So what we really absolutely did not need, at all, was a couple of former players given air time to spout ridiculous takes about the current generation of football players.
Alas, that’s what too often passes for “analysis” on the television networks that, after all, stand most to benefit from a bowl season that involves the best players and attracts an audience.
So, here’s Kirk Herbstreit and Desmond Howard waking up on the wrong side of history and carrying water for ESPN and the bowl industrial complex to start a new year:
and, as befits a show that shouldn't even need to be on, the hosts are wilding out with "today's youth are entitled and it's the fault of video games" nonsense pic.twitter.com/4EdBFuTivH
— Timothy Burke (@bubbaprog) January 1, 2022
Herbstreit begins by decrying the idea that the non-playoff bowl games have become “meaningless” to the players who decide not to partake because they prefer not to risk injury and to use their time to prepare for the events leading up to the NFL Draft.
Times change, Kirk. Begrudging kids who simply want to have the best shot at getting a good start on their pro career is a bad look. Pretending they’re disloyal for failing to ball out in some bowl game that doesn’t even have a real name — they’re all just sponsorship opportunities anymore — is really gross.

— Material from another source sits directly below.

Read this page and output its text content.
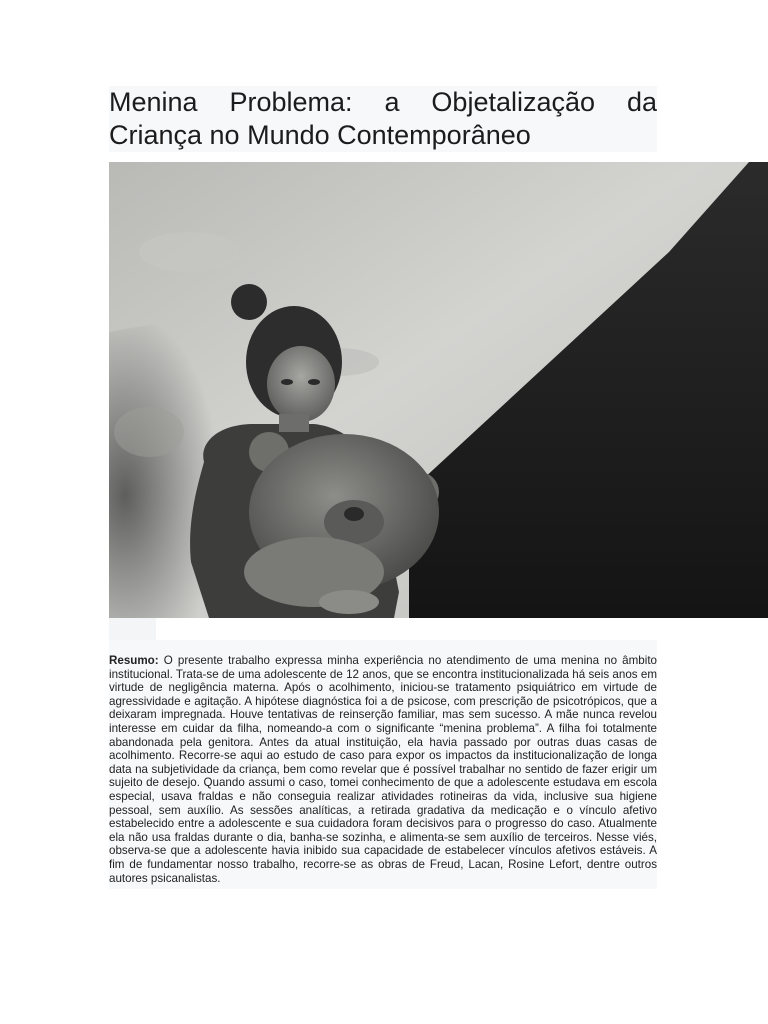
Menina Problema: a Objetalização da Criança no Mundo Contemporâneo

Resumo: O presente trabalho expressa minha experiência no atendimento de uma menina no âmbito institucional. Trata-se de uma adolescente de 12 anos, que se encontra institucionalizada há seis anos em virtude de negligência materna. Após o acolhimento, iniciou-se tratamento psiquiátrico em virtude de agressividade e agitação. A hipótese diagnóstica foi a de psicose, com prescrição de psicotrópicos, que a deixaram impregnada. Houve tentativas de reinserção familiar, mas sem sucesso. A mãe nunca revelou interesse em cuidar da filha, nomeando-a com o significante “menina problema”. A filha foi totalmente abandonada pela genitora. Antes da atual instituição, ela havia passado por outras duas casas de acolhimento. Recorre-se aqui ao estudo de caso para expor os impactos da institucionalização de longa data na subjetividade da criança, bem como revelar que é possível trabalhar no sentido de fazer erigir um sujeito de desejo. Quando assumi o caso, tomei conhecimento de que a adolescente estudava em escola especial, usava fraldas e não conseguia realizar atividades rotineiras da vida, inclusive sua higiene pessoal, sem auxílio. As sessões analíticas, a retirada gradativa da medicação e o vínculo afetivo estabelecido entre a adolescente e sua cuidadora foram decisivos para o progresso do caso. Atualmente ela não usa fraldas durante o dia, banha-se sozinha, e alimenta-se sem auxílio de terceiros. Nesse viés, observa-se que a adolescente havia inibido sua capacidade de estabelecer vínculos afetivos estáveis. A fim de fundamentar nosso trabalho, recorre-se as obras de Freud, Lacan, Rosine Lefort, dentre outros autores psicanalistas.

But he goes on: “I think this era of player just” PREGNANT PAUSE “doesn’t love football.”
Just stop, man. These players are opting out precisely because they love football so much that they want to make a career out of it. And it’s not like they’re leaving their teams high and dry: There are 85 scholarship players on a Division I team. Plenty of kids who love football and haven’t had a chance to prove themselves are waiting in the wings to take the playing time of those who opt out.
Howard, wearing some snazzy ear muffs, has a chance to steer the conversation somewhere else but he fails completely.
“When we were coming up, Herbstreit and myself, to go to a bowl game was a huge reward for a fantastic season. That’s what it meant. It’s like, ‘Ok your team played this well so you’re going to be rewarded by going to this bowl game, you’re going to get a ring, you’re going to get swag.’ Now, kids don’t really care about that. They have a sense of entitlement and it’s like, if we’re not going to the one that matters, then it just doesn’t have as much value to them as it did us growing up.”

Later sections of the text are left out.